3. You don’t have your name on your lease or mortgage.
If you’re moving in with a partner, you always need to follow the golden rule: Make sure your name is on shit. That way, if the relationship goes south or if they take up with a 20-year-old, you can say, “Well, this is my house too, so you get out” — and the law will actually back you up.

4. You don’t have credit cards with cash back/travel points/rewards.
This is 2015. At this point, I expect every credit card offered to me to come with checks in the mail, discounted flights to Hawaii, and nothing short of doing my dishes. And so should you. There are too many ways to use credit cards to your advantage to have even one card that doesn’t do perks.

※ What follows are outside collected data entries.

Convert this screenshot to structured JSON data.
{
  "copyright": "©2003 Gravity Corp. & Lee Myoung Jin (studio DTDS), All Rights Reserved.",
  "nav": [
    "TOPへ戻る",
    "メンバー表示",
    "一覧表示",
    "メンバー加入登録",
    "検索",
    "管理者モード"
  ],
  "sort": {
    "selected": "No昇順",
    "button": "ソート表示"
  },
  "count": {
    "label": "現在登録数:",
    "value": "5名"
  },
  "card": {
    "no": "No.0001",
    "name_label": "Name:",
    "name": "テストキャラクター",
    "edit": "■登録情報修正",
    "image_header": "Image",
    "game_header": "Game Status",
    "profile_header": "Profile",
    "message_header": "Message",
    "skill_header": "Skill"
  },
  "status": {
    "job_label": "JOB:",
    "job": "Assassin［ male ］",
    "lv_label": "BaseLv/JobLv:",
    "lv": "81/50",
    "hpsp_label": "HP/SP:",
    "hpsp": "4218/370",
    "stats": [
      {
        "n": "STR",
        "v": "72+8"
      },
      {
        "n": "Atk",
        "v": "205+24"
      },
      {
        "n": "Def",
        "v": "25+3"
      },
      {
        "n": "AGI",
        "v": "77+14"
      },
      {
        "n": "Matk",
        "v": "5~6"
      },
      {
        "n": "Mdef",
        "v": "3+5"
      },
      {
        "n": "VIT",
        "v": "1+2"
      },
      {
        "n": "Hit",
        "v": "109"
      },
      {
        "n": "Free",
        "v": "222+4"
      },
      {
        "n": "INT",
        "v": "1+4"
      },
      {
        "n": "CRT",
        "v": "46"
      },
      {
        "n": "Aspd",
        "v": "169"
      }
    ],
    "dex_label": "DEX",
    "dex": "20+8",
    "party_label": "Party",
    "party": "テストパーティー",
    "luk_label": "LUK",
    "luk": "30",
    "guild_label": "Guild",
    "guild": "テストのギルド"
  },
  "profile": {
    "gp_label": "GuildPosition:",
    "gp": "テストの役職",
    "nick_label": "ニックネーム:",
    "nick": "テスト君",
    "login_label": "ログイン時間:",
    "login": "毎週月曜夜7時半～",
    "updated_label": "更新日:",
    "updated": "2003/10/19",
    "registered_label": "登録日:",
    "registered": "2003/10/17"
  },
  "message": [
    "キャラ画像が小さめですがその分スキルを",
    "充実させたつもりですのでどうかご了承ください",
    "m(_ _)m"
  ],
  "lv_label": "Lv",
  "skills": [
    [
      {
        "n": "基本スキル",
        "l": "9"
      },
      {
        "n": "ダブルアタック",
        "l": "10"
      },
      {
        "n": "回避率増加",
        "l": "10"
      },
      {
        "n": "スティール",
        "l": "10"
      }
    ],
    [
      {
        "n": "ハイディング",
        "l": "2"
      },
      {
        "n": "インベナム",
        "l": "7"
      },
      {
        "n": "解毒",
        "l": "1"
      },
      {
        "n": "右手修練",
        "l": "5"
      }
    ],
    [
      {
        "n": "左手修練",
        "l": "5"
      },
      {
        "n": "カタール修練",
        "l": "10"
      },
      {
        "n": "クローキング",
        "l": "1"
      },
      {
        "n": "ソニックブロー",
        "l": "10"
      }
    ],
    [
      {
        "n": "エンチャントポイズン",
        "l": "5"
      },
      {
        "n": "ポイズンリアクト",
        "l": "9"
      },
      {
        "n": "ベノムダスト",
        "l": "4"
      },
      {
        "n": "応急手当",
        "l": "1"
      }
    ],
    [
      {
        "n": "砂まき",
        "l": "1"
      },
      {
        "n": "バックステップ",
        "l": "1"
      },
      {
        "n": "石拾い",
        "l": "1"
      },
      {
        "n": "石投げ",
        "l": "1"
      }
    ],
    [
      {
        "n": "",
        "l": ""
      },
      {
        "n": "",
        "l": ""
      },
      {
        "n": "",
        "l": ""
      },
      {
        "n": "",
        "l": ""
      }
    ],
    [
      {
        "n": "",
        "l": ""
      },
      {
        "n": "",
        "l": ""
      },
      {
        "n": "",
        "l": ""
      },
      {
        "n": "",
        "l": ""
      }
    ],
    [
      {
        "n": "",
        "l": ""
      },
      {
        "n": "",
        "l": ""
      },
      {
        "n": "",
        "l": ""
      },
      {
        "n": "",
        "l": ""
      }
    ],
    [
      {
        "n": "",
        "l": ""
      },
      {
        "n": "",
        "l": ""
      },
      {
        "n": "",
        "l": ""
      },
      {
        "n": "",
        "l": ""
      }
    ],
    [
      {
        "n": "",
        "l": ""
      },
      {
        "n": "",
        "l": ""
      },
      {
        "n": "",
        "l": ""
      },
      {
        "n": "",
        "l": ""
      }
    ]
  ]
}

5. You aren’t paying off your credit cards every month.
Don’t carry balances (unless it’s an emergency or very special circumstances). Credit card interest is stupid and there’s no legit reason you should pay interest on Starbucks. Use credit cards like debit cards and pay them off — in full — every month. Your credit score will thank you.


6. You aren’t regularly checking your credit score.
Do it. Every year. While it’s good to know it for things like buying a home or leasing a car, credit reports also allow you to catch weird stuff, like somebody opening a line of credit in your name or rogue medical bills you forgot about and never paid off. Know what is happening with your credit and your good name.

7. Your dad is still doing your taxes.
Or your mom. Or your grandmother who doubles as the family accountant. Be a grown-ass woman and go to H&R Block or hire an accountant or learn how to do them yourself. Financial independence means understanding why the government is taking your money and figuring out how to keep more of it.

8. You don’t talk money with your spouse/long-term partner.
Are they big savers like you? Do they have massive debts? And if so, how massive? There’s a reason discord about money is a big predictor of divorce — financial compatibility is key for relationship longevity. And it’s not exactly going to work out if you hoard money and your partner has a compulsive shopping problem. Find out now so you can have a better idea what you’re signing up for.

9. You are paying the minimum on your debts — even though you can afford more.
Minimums should be renamed “the amount you pay to keep yourself enslaved.” Cut out dumb stuff like cable and pay your balances. Eat beans. Don’t buy clothes for a year. Try getting more stuff for free. Give everything to the credit card company before they take everything from you.

10. You are waiting to buy life insurance until you’re really old.
Ladies, you can lock in a fairly cheap life insurance policy in your 30s while you’re still spry and in good health. These policies (which you will likely need if you have a partner or babies) will skyrocket if you wait until you’re up there with the Golden Girls. Save money. Buy now.